Brent crude oil price hits 11-year low as tension between Saudi Arabia and Iran intensifies
The price of Brent crude hit a fresh 11-year low on Wednesday 6 January as investors remained jittery over tension in the Middle East and monitored the latest developments in China.
According to data released by FactSet, the price of Brent crude for the current month slid 3.1%, to $34.85 (£23), while oil for February delivery tumbled as much as 4.3% to the same price, continuing the trend that has seen the benchmark decline in every trade of 2016 so far and putting the benchmark on track for its lowest settlement price in over a decade.
The sharp drop in crude prices, which has seen West Texas Intermediate for February delivery fall almost 3% to just over $35 a barrel (£23.8), has been largely driven by the increased geopolitical tension between Saudi Arabia and Iran.
The conflict between the two states, both prominent Opec members, has escalated since Saudi Arabia cut diplomatic ties with Iran on Sunday 3 January following an attack on its embassy in Tehran, sparked by the execution of a prominent senior Shia Muslim cleric in Saudi Arabia.
On 4 January, Saudi allies Bahrain and Sudan followed suit and severed their diplomatic links with Tehran, while 24 hours later Kuwait recalled its ambassador from Iran after describing the attacks on the Saudi embassy as a "flagrant breach of international norms".

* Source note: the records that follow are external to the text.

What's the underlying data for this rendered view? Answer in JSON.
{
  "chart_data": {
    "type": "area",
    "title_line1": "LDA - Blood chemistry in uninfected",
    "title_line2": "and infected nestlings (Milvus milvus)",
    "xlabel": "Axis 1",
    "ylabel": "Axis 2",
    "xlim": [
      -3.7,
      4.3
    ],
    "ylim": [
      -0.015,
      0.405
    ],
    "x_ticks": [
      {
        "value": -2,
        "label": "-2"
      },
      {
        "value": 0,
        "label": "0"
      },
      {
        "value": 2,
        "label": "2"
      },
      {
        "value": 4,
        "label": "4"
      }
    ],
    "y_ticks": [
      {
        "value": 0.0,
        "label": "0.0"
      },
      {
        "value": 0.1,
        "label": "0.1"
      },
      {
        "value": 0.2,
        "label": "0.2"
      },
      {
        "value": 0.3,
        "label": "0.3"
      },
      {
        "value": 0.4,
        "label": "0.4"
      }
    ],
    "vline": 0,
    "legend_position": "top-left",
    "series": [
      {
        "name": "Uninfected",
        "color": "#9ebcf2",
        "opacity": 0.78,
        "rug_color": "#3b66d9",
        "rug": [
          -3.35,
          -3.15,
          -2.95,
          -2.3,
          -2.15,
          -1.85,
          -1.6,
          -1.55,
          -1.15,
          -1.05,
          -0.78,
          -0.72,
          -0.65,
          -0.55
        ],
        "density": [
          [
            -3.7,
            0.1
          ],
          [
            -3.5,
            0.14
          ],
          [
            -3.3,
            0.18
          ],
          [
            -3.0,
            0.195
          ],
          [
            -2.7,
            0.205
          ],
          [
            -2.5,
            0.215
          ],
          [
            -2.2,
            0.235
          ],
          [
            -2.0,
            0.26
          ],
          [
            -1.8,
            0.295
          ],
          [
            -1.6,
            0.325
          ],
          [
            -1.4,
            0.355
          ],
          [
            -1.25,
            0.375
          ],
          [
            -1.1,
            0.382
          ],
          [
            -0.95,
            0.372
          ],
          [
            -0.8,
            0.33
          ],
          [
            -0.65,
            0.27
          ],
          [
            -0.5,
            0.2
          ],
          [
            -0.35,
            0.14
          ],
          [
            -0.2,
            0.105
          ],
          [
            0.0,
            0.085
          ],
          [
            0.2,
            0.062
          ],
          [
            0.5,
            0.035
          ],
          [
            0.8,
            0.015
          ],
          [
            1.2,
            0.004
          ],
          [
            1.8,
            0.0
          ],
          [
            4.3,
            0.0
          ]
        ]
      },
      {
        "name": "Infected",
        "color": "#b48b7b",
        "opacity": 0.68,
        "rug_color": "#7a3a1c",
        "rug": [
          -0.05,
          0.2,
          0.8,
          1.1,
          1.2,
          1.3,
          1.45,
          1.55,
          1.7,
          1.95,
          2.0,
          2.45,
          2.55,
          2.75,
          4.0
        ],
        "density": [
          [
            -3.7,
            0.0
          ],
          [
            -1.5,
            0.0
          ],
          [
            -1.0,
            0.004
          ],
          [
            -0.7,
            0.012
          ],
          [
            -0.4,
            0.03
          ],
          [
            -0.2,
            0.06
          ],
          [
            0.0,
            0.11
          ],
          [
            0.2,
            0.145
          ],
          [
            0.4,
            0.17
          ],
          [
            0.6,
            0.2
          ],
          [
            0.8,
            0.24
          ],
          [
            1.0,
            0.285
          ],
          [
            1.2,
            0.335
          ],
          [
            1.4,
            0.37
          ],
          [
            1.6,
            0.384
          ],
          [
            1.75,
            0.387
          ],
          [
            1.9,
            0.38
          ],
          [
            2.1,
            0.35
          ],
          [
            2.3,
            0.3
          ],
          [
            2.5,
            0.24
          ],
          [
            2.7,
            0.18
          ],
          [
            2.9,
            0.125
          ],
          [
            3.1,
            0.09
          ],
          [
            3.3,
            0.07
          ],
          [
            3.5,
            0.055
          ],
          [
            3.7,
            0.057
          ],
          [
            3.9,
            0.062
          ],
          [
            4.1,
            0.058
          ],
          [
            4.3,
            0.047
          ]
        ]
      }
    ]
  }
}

While the deterioration in the relationship between Saudi Arabia and Iran has worried investors, the surplus of oil in the global market remains a bigger threat, according to Mehdi Asali, Iran's national representative to OPEC.
"The effect of this political tension on the oil market will be short-term and the market will calm down when it sees the oil supply is secured," he was quoted as saying by the oil ministry's news agency Shana.
However, economists believe there chances of Saudi Arabia cutting production to shore up oil prices remain slim, unless other crude producers such as Russia, Iran and Iraq are prepared to do the same.
"The current ramping up in tensions between Saudi Arabia and Iran only further confirms our view that Saudi Arabia is unlikely to cut its output to help Iran regain market share," said analysts at consultancy group Wood Mackenzie.
Elsewhere, the health of the Chinese economy remains an ongoing concern for market participants, as economic data indicated a decline in energy demand from Asia's largest economy.
According to the Caixin/HSBC purchasing managers' index published on Wednesday (6 January), China's service sector grew at the slowest pace in the last 17 months in December, fuelling speculations the world's second-largest economy is losing momentum.